Recent developments in the mathematical theory of water waves
Recent developments in the mathematical theory of water waves (Royal Society Philosophical Transactions A)The last decade has seen vigorous activity in mathematical theory for the motion of water waves by several independent international research groups, and in 2001 a workshop on mathematical problems of nonlinear hydrodynamic waves was held at the conference centre at Oberwolfach, Southern Germany. The aim of this workshop was to bring these groups together and to focus attention upon certain famous and still outstanding open problems in water waves. These aspects pose considerable challenges and are of importance far beyond the hydrodynamic application in which they emerge. This themed issue contains seven original scientific papers which originated frompresentations or discussions at the workshop.
The mathematical equations which describe the motion of water waves were written down in the nineteenth century by the English mathematician George Stokes. However these basic equations are notoriously difficult mathematically and certainly not well understood even now at the beginning of the twenty-first century. Therefore, at least since the time of Boussinesq and Korteweg and deVries in the late nineteenth century, approximations, derived from assumptions such as `small amplitude`, `small depth-to-wavelength ratio` or `uni-directionality`, have been used to facilitate a simplification of Stokes`s equations leading to simpler differential equations which model water waves.
Typically these model equations, although still nonlinear, have features, such as exact solutions which can be explicitly written down, which make them attractive to a scientist seeking to explain observations. Indeed, Scott Russell explained his observation of the `solitary wave` on the Edinburgh canal in terms of a solution of the Korteweg-deVries equation. However, from a mathematical standpoint there is a considerable difference between `model` theories and the so-called `exact` water-wave equations. An important goal of the mathematical scientist is to show that the approximations used in deriving a model can be justified and to examine rigorously the extent to which solutions of a model equation corresponds to a solution of the exact equations The `exact` water-wave problem is mathematically interesting in another respect: it is a paradigm for most modern methods in nonlinear mathematics, its study calling upon many different approaches from a wide range of applications.
The present collection of papers was compiled to reflect the recent progress on the `exact` water-wave equations reported in the Oberwolfach meeting.

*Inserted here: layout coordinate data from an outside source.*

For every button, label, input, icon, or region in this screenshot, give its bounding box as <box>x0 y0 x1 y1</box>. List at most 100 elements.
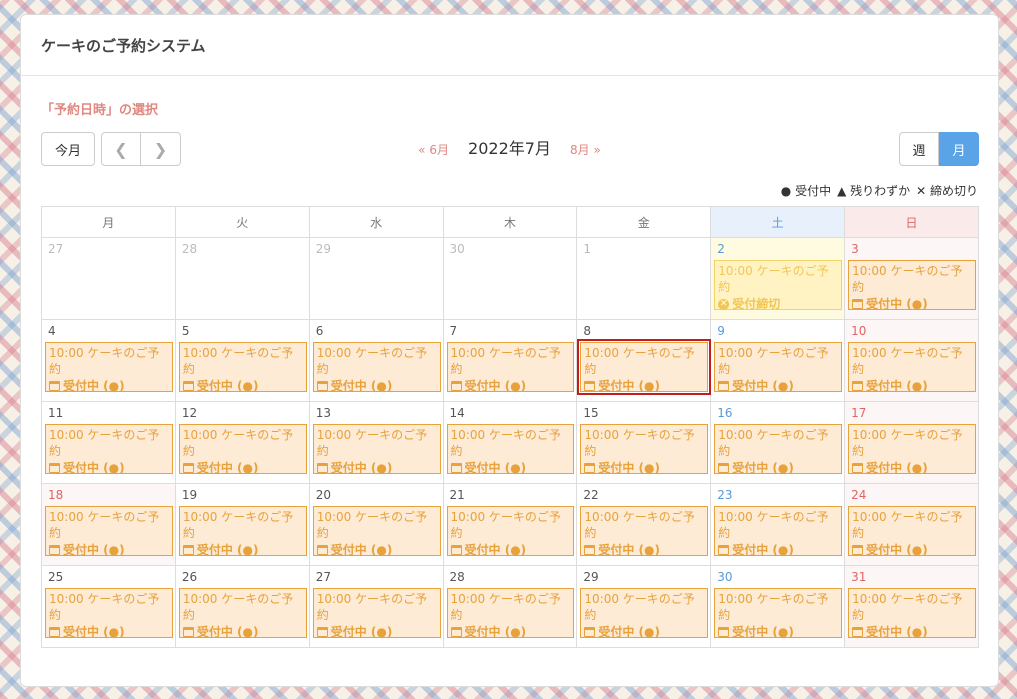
day-number: 9 <box>717 324 725 338</box>
event-status-label: 受付締切 <box>732 297 781 311</box>
calendar-day-cell[interactable]: 17 10:00 ケーキのご予約 受付中 (●) <box>844 401 979 484</box>
event-open[interactable]: 10:00 ケーキのご予約 受付中 (●) <box>45 342 173 393</box>
prev-month-link[interactable]: « 6月 <box>418 143 449 157</box>
closed-x-icon: ✕ <box>718 298 730 310</box>
event-open[interactable]: 10:00 ケーキのご予約受付中 (●) <box>45 506 173 557</box>
calendar-day-cell[interactable]: 7 10:00 ケーキのご予約 受付中 (●) <box>442 319 578 402</box>
event-open[interactable]: 10:00 ケーキのご予約 受付中 (●) <box>714 342 843 393</box>
event-status: 受付中 (●) <box>584 460 704 476</box>
event-title: 10:00 ケーキのご予約 <box>718 346 829 376</box>
calendar-day-cell[interactable]: 8 10:00 ケーキのご予約 受付中 (●) <box>576 319 712 402</box>
calendar-day-cell[interactable]: 22 10:00 ケーキのご予約 受付中 (●) <box>576 483 712 566</box>
event-open[interactable]: 10:00 ケーキのご予約 受付中 (●) <box>312 506 441 557</box>
event-open[interactable]: 10:00 ケーキのご予約 受付中 (●) <box>577 339 712 395</box>
calendar-day-cell[interactable]: 24 10:00 ケーキのご予約 受付中 (●) <box>844 483 979 566</box>
calendar-day-cell[interactable]: 21 10:00 ケーキのご予約 受付中 (●) <box>442 483 578 566</box>
day-number: 27 <box>315 570 331 584</box>
event-open[interactable]: 10:00 ケーキのご予約 受付中 (●) <box>178 342 307 393</box>
day-number: 23 <box>717 488 733 502</box>
event-title: 10:00 ケーキのご予約 <box>450 510 561 540</box>
calendar-day-cell[interactable]: 5 10:00 ケーキのご予約 受付中 (●) <box>174 319 310 402</box>
calendar-day-cell[interactable]: 10 10:00 ケーキのご予約 受付中 (●) <box>844 319 979 402</box>
event-open[interactable]: 10:00 ケーキのご予約 受付中 (●) <box>312 588 441 639</box>
calendar-day-cell[interactable]: 29 10:00 ケーキのご予約 受付中 (●) <box>576 565 712 648</box>
calendar-day-cell[interactable]: 31 10:00 ケーキのご予約 受付中 (●) <box>844 565 979 648</box>
event-status: 受付中 (●) <box>852 296 972 312</box>
event-open[interactable]: 10:00 ケーキのご予約 受付中 (●) <box>446 588 575 639</box>
event-status-label: 受付中 (●) <box>330 461 393 475</box>
calendar-icon <box>450 381 462 391</box>
event-open[interactable]: 10:00 ケーキのご予約 受付中 (●) <box>178 506 307 557</box>
calendar-day-cell[interactable]: 23 10:00 ケーキのご予約 受付中 (●) <box>710 483 846 566</box>
next-month-link[interactable]: 8月 » <box>570 143 601 157</box>
calendar-day-cell[interactable]: 3 10:00 ケーキのご予約 受付中 (●) <box>844 237 979 320</box>
calendar-day-cell[interactable]: 30 10:00 ケーキのご予約 受付中 (●) <box>710 565 846 648</box>
event-open[interactable]: 10:00 ケーキのご予約 受付中 (●) <box>45 424 173 475</box>
event-status-label: 受付中 (●) <box>866 461 928 475</box>
event-open[interactable]: 10:00 ケーキのご予約 受付中 (●) <box>714 506 843 557</box>
event-open[interactable]: 10:00 ケーキのご予約 受付中 (●) <box>714 588 843 639</box>
event-title: 10:00 ケーキのご予約 <box>182 592 294 622</box>
day-number: 21 <box>449 488 465 502</box>
event-title: 10:00 ケーキのご予約 <box>49 510 160 540</box>
event-closed[interactable]: 10:00 ケーキのご予約 ✕ 受付締切 <box>714 260 843 311</box>
current-month: 2022年7月 <box>468 139 551 158</box>
event-status-label: 受付中 (●) <box>63 543 125 557</box>
weekday-thu: 木 <box>442 206 578 238</box>
event-open[interactable]: 10:00 ケーキのご予約 受付中 (●) <box>714 424 843 475</box>
event-open[interactable]: 10:00 ケーキのご予約 受付中 (●) <box>45 588 173 639</box>
calendar-day-cell[interactable]: 12 10:00 ケーキのご予約 受付中 (●) <box>174 401 310 484</box>
event-open[interactable]: 10:00 ケーキのご予約 受付中 (●) <box>580 506 709 557</box>
event-title: 10:00 ケーキのご予約 <box>182 346 294 376</box>
day-number: 29 <box>583 570 599 584</box>
day-number: 19 <box>181 488 198 502</box>
calendar-day-cell[interactable]: 20 10:00 ケーキのご予約 受付中 (●) <box>308 483 444 566</box>
calendar-day-cell[interactable]: 16 10:00 ケーキのご予約 受付中 (●) <box>710 401 846 484</box>
event-status: 受付中 (●) <box>852 624 972 640</box>
calendar-day-cell[interactable]: 4 10:00 ケーキのご予約 受付中 (●) <box>41 319 176 402</box>
calendar-week-row: 25 10:00 ケーキのご予約 受付中 (●) 26 10:00 ケーキのご予約 受付中… <box>41 565 979 648</box>
calendar-icon <box>852 299 864 309</box>
event-title: 10:00 ケーキのご予約 <box>718 510 829 540</box>
event-open[interactable]: 10:00 ケーキのご予約 受付中 (●) <box>848 588 976 640</box>
calendar-day-cell[interactable]: 27 10:00 ケーキのご予約 受付中 (●) <box>308 565 444 648</box>
event-title: 10:00 ケーキのご予約 <box>852 428 963 458</box>
calendar-day-cell[interactable]: 26 10:00 ケーキのご予約 受付中 (●) <box>174 565 310 648</box>
calendar-icon <box>584 381 596 391</box>
event-open[interactable]: 10:00 ケーキのご予約受付中 (●) <box>848 424 976 475</box>
day-number: 26 <box>181 570 198 584</box>
event-open[interactable]: 10:00 ケーキのご予約 受付中 (●) <box>580 424 709 476</box>
calendar-day-cell[interactable]: 28 10:00 ケーキのご予約 受付中 (●) <box>442 565 578 648</box>
event-status: 受付中 (●) <box>584 378 704 394</box>
calendar-day-cell[interactable]: 18 10:00 ケーキのご予約 受付中 (●) <box>41 483 176 566</box>
event-open[interactable]: 10:00 ケーキのご予約 受付中 (●) <box>848 506 976 557</box>
calendar-day-cell[interactable]: 13 10:00 ケーキのご予約 受付中 (●) <box>308 401 444 484</box>
event-open[interactable]: 10:00 ケーキのご予約 受付中 (●) <box>848 260 976 312</box>
calendar-day-cell[interactable]: 25 10:00 ケーキのご予約 受付中 (●) <box>41 565 176 648</box>
event-title: 10:00 ケーキのご予約 <box>316 510 428 540</box>
calendar-day-cell[interactable]: 11 10:00 ケーキのご予約 受付中 (●) <box>41 401 176 484</box>
week-view-button[interactable]: 週 <box>899 132 939 166</box>
calendar-day-cell[interactable]: 6 10:00 ケーキのご予約 受付中 (●) <box>308 319 444 402</box>
calendar-day-cell[interactable]: 15 10:00 ケーキのご予約 受付中 (●) <box>576 401 712 484</box>
month-view-button[interactable]: 月 <box>939 132 979 166</box>
event-open[interactable]: 10:00 ケーキのご予約 受付中 (●) <box>446 424 575 475</box>
day-number: 7 <box>449 324 458 338</box>
calendar-day-cell[interactable]: 14 10:00 ケーキのご予約 受付中 (●) <box>442 401 578 484</box>
event-open[interactable]: 10:00 ケーキのご予約 受付中 (●) <box>178 588 307 639</box>
calendar-icon <box>584 627 596 637</box>
calendar-day-cell[interactable]: 2 10:00 ケーキのご予約 ✕ 受付締切 <box>710 237 846 320</box>
event-open[interactable]: 10:00 ケーキのご予約 受付中 (●) <box>312 342 441 393</box>
event-open[interactable]: 10:00 ケーキのご予約 受付中 (●) <box>580 588 709 640</box>
event-open[interactable]: 10:00 ケーキのご予約 受付中 (●) <box>446 506 575 557</box>
day-number: 25 <box>48 570 64 584</box>
event-status-label: 受付中 (●) <box>598 379 660 393</box>
calendar-day-cell[interactable]: 9 10:00 ケーキのご予約 受付中 (●) <box>710 319 846 402</box>
event-title: 10:00 ケーキのご予約 <box>49 592 160 622</box>
calendar-day-cell[interactable]: 19 10:00 ケーキのご予約 受付中 (●) <box>174 483 310 566</box>
event-status: 受付中 (●) <box>584 624 704 640</box>
event-open[interactable]: 10:00 ケーキのご予約 受付中 (●) <box>848 342 976 393</box>
event-open[interactable]: 10:00 ケーキのご予約 受付中 (●) <box>312 424 441 475</box>
event-open[interactable]: 10:00 ケーキのご予約 受付中 (●) <box>446 342 575 393</box>
event-open[interactable]: 10:00 ケーキのご予約 受付中 (●) <box>178 424 307 475</box>
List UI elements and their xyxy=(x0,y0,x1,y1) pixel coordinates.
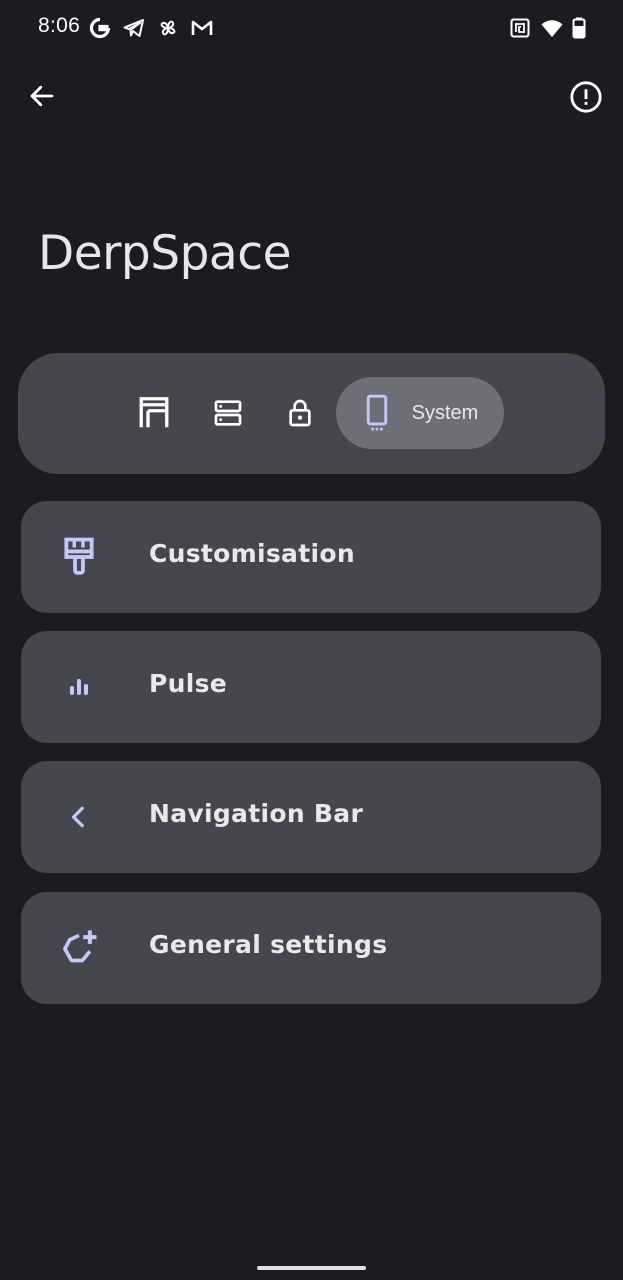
tab-system-label: System xyxy=(411,401,479,424)
tab-lockscreen[interactable] xyxy=(270,377,330,449)
wifi-icon xyxy=(540,16,564,40)
quick-settings-icon xyxy=(214,400,242,426)
menu-item-pulse[interactable]: Pulse xyxy=(21,631,601,743)
menu-item-label: Pulse xyxy=(149,669,228,698)
nfc-icon xyxy=(508,16,532,40)
home-gesture-bar[interactable] xyxy=(257,1266,366,1270)
info-button[interactable] xyxy=(566,77,606,117)
phone-icon xyxy=(366,394,387,431)
gmail-icon xyxy=(190,16,214,40)
paint-brush-icon xyxy=(57,535,101,579)
gear-add-icon xyxy=(57,926,101,970)
status-bar: 8:06 xyxy=(0,0,623,56)
menu-item-customisation[interactable]: Customisation xyxy=(21,501,601,613)
status-time: 8:06 xyxy=(38,14,81,37)
tab-system[interactable]: System xyxy=(336,377,504,449)
menu-item-label: Navigation Bar xyxy=(149,799,364,828)
menu-item-label: Customisation xyxy=(149,539,355,568)
menu-item-label: General settings xyxy=(149,930,388,959)
info-outline-icon xyxy=(570,81,602,113)
tab-statusbar[interactable] xyxy=(124,377,184,449)
statusbar-icon xyxy=(139,397,169,428)
lock-icon xyxy=(289,399,311,427)
menu-item-navigation-bar[interactable]: Navigation Bar xyxy=(21,761,601,873)
battery-icon xyxy=(567,16,591,40)
back-button[interactable] xyxy=(22,76,62,116)
chevron-left-icon xyxy=(57,795,101,839)
menu-item-general-settings[interactable]: General settings xyxy=(21,892,601,1004)
telegram-icon xyxy=(122,16,146,40)
google-icon xyxy=(88,16,112,40)
arrow-back-icon xyxy=(30,85,54,107)
pinwheel-icon xyxy=(156,16,180,40)
equalizer-icon xyxy=(57,665,101,709)
tab-quick-settings[interactable] xyxy=(198,377,258,449)
settings-screen: 8:06 DerpSpace System Customisation Puls… xyxy=(0,0,623,1280)
category-tab-bar: System xyxy=(18,353,605,474)
page-title: DerpSpace xyxy=(38,226,292,281)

Much of the work concerned the existence of small-amplitude permanent waves (waves which move in a fixed direction with a fixed speed). In particular, we see the `spatial dynamics` method brought to a level of refinement so that within its scope now lie deep and difficult fully nonlinear problems in the theory of three-dimensional water waves and multi-layered stratified flows that would have seemed impossible only a few years ago.
With such achievements in small-amplitude two-dimensional water-wave theory, from the viewpoint of existence theory, we also see evidence of the developing interest in the physically more realistic, but mathematically more subtle and demanding, mathematical theory for fully three-dimensional wave phenomena. Two early results in this area include a nonexistence result for `fully localised` gravity waves and a discussion of the transition from two-dimensional `line` solitary waves to three-dimensional `periodically modulated` solitary waves and raises the question of `fully localised` solitary waves for large surface-tension forces.
A result for nonlinear gravity-capillary waves is presented which confirms famous predictions about the stability of solitary waves made upon the basis of the Korteweg-de Vries equation. Numerical computations and mathematical results about the structure of the water-wave equations are also included.